Certainly, human community should not be some huge complex co-dependent community, people should be appropriately “differentiated,” but this is far from the notion of “autonomy” or “freedom” that has become the ideal in our present generation. But, healthy “personal differentiation” (or boundaries of knowing where your Self ends and another person’s Self begins) has become overtaken and exaggerated by our hyper-individualistic tendencies further exacerbated by a tech age that facilitates and encourages solipsism. This is so because “autonomy”/”freedom” fundamentally has come to connote Self over and against commitment and submission to the common good, which leads to lack of commitment, lack of unity, and a bunch of lonely people wanting relationship yet medicating themselves with the “aura” of community.

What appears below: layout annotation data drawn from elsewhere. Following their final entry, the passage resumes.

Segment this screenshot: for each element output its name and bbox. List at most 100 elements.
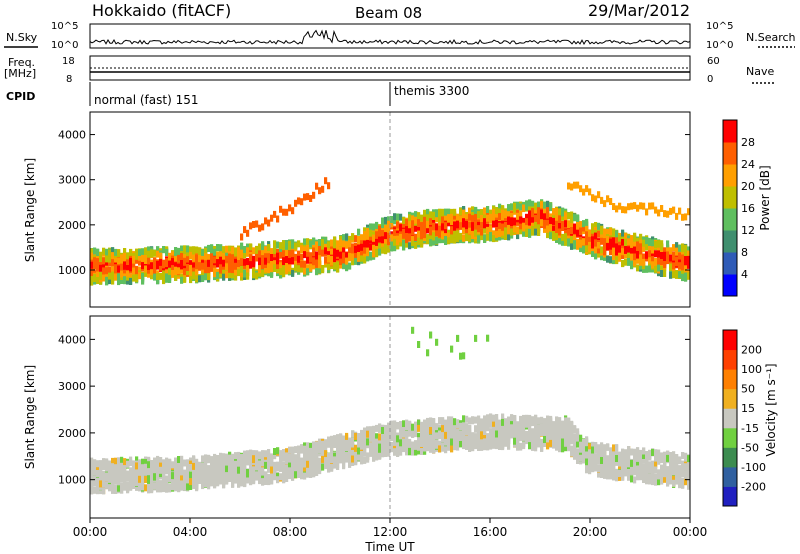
velocity-cell bbox=[369, 427, 373, 435]
power-cell bbox=[684, 273, 688, 281]
power-cell bbox=[405, 240, 409, 248]
velocity-cell bbox=[522, 419, 526, 427]
power-cell bbox=[435, 210, 439, 218]
velocity-cell bbox=[201, 455, 205, 463]
power-cell bbox=[327, 263, 331, 271]
velocity-cell bbox=[441, 417, 445, 425]
power-cell bbox=[327, 251, 331, 259]
velocity-cell bbox=[297, 471, 301, 478]
power-cell bbox=[546, 219, 550, 227]
velocity-cell bbox=[177, 485, 181, 493]
velocity-cell bbox=[522, 433, 526, 441]
power-cell bbox=[513, 220, 517, 228]
velocity-cell bbox=[408, 448, 412, 456]
velocity-cell bbox=[267, 449, 271, 456]
power-cell bbox=[483, 215, 487, 223]
power-cell bbox=[444, 208, 448, 216]
power-cell bbox=[258, 243, 262, 251]
power-cell bbox=[183, 268, 187, 276]
power-cell bbox=[639, 252, 643, 260]
velocity-cell bbox=[363, 447, 367, 455]
velocity-cell bbox=[111, 457, 115, 465]
power-cell bbox=[201, 262, 205, 270]
power-cell bbox=[633, 259, 637, 267]
power-cell bbox=[552, 212, 556, 220]
velocity-cell bbox=[513, 426, 517, 434]
power-cell bbox=[318, 239, 322, 246]
power-cell bbox=[591, 241, 595, 249]
velocity-cell bbox=[207, 454, 211, 462]
power-cell bbox=[273, 264, 277, 272]
power-cell bbox=[507, 227, 511, 235]
velocity-cell bbox=[483, 443, 487, 451]
power-cell bbox=[570, 211, 574, 219]
power-cell bbox=[282, 259, 286, 267]
power-cell bbox=[600, 253, 604, 261]
velocity-cell bbox=[381, 427, 385, 434]
power-cell bbox=[552, 223, 556, 231]
velocity-cell bbox=[156, 465, 160, 473]
velocity-cell bbox=[309, 466, 313, 474]
power-cell bbox=[225, 245, 229, 253]
power-cell bbox=[672, 262, 676, 270]
velocity-cell bbox=[354, 456, 358, 464]
power-cell bbox=[354, 245, 358, 253]
velocity-cell bbox=[360, 456, 364, 464]
velocity-cell bbox=[411, 423, 415, 431]
power-cell bbox=[507, 221, 511, 229]
velocity-cell bbox=[129, 477, 133, 485]
velocity-cell bbox=[189, 464, 193, 471]
freq-tick-top: 18 bbox=[62, 56, 75, 67]
power-cell bbox=[666, 210, 670, 218]
velocity-cell bbox=[471, 440, 475, 448]
power-cell bbox=[678, 244, 682, 252]
freq-panel: Freq. [MHz] 18 8 60 0 Nave bbox=[4, 55, 776, 85]
velocity-cell bbox=[180, 455, 184, 463]
power-cell bbox=[390, 234, 394, 242]
velocity-cell bbox=[261, 474, 265, 482]
velocity-cell bbox=[126, 460, 130, 468]
power-cell bbox=[216, 259, 220, 267]
velocity-cell bbox=[300, 470, 304, 478]
power-cell bbox=[687, 246, 691, 254]
power-cell bbox=[219, 252, 223, 260]
velocity-cell bbox=[204, 465, 208, 472]
velocity-cell bbox=[279, 459, 283, 467]
velocity-cell bbox=[468, 417, 472, 425]
velocity-cell bbox=[387, 448, 391, 456]
velocity-cell bbox=[105, 472, 109, 480]
velocity-cell bbox=[207, 482, 211, 490]
velocity-cell bbox=[462, 428, 466, 436]
power-cell bbox=[639, 258, 643, 266]
power-cell bbox=[366, 228, 370, 235]
power-cell bbox=[105, 276, 109, 284]
power-cell bbox=[165, 266, 169, 274]
power-cell bbox=[615, 245, 619, 253]
velocity-cell bbox=[117, 459, 121, 467]
velocity-cell bbox=[279, 464, 283, 472]
velocity-cell bbox=[501, 441, 505, 449]
power-cell bbox=[204, 253, 208, 261]
power-cell bbox=[330, 245, 334, 252]
power-cell bbox=[417, 237, 421, 245]
power-cell bbox=[180, 262, 184, 270]
velocity-cell bbox=[453, 438, 457, 446]
power-cell bbox=[210, 260, 214, 268]
power-cell bbox=[333, 255, 337, 263]
velocity-cell bbox=[180, 461, 184, 469]
velocity-cell bbox=[417, 424, 421, 432]
power-cell bbox=[363, 240, 367, 248]
power-cell bbox=[162, 277, 166, 285]
power-cell bbox=[99, 264, 103, 272]
power-cell bbox=[135, 256, 139, 264]
power-cell bbox=[393, 228, 397, 236]
power-cell bbox=[249, 254, 253, 262]
power-cell bbox=[297, 240, 301, 248]
power-cell bbox=[240, 242, 244, 250]
velocity-cell bbox=[291, 458, 295, 466]
velocity-cell bbox=[255, 456, 259, 464]
power-cell bbox=[531, 226, 535, 234]
velocity-cell bbox=[318, 446, 322, 454]
velocity-cell bbox=[99, 487, 103, 495]
power-cell bbox=[276, 215, 280, 223]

And, this is where I see our obsession with autonomy leaving this current generation. I meet person after person, couple after couple (some whose relationships are falling apart), who say they want “community,” “relationship,” “vulnerability,” etc. yet when these things actually require something of them… “peace out,” they’re gone. The reason why is that true “community,” real “relationship,” intimate “vulnerability,” is not something that we can merely consume or splash around in the shallows with. Our generation has created cliches out of these concepts in order to suit their desires (not for true transformation which ultimately requires the pushing in to conflict and pain under Christ’s leadership), but for an easy, emotional therapy, a soothing of their anxiety so they can continue functioning as autonomous Selves, with no attachments holding them back, no commitments restraining their options, no boundaries restricting their attempts at immediate gratification of desire, and no obligations to an institution bigger than themselves requiring them to sacrifice personal preference for the sake of the “community” they so long to have surrounding them.
And, this also is another key to the “aura of community.” No longer do people in our culture see the necessity to become a part of a community, for them to enter in to belong; instead, this has been exchanged for the expectation that the community is meant to curve in around them, their desires, their schedules, their needs, their tastes become the all important priority for the community of faith. And, so churches have learned to strategize and create program after program, make change after change to suit the constantly fluid desires of the consumeristic American mindset. And, so we see a schizophrenic theological and ecclesiological landscape, of churches creating their own individualistic confessions and practices to appeal to the masses who expect a food court filled with options, each courting them, personally.
There no longer remains the calling of the community to the person, requiring something of the person to become a part of the community. This smells of heavy-handed authority because it obligates and limits personal autonomy for the sake of the church community’s mission and priorities qua Jesus’ missional church.
Give over, submit, our individualistic autonomies for the real freedom that comes with will and desire renewed by the God who calls us into the true and good community of Jesus’ church? No way. This is not what our generation wants. I’ll stick with the aura of community, thank you very much. Give me the cliche, give me the shallows.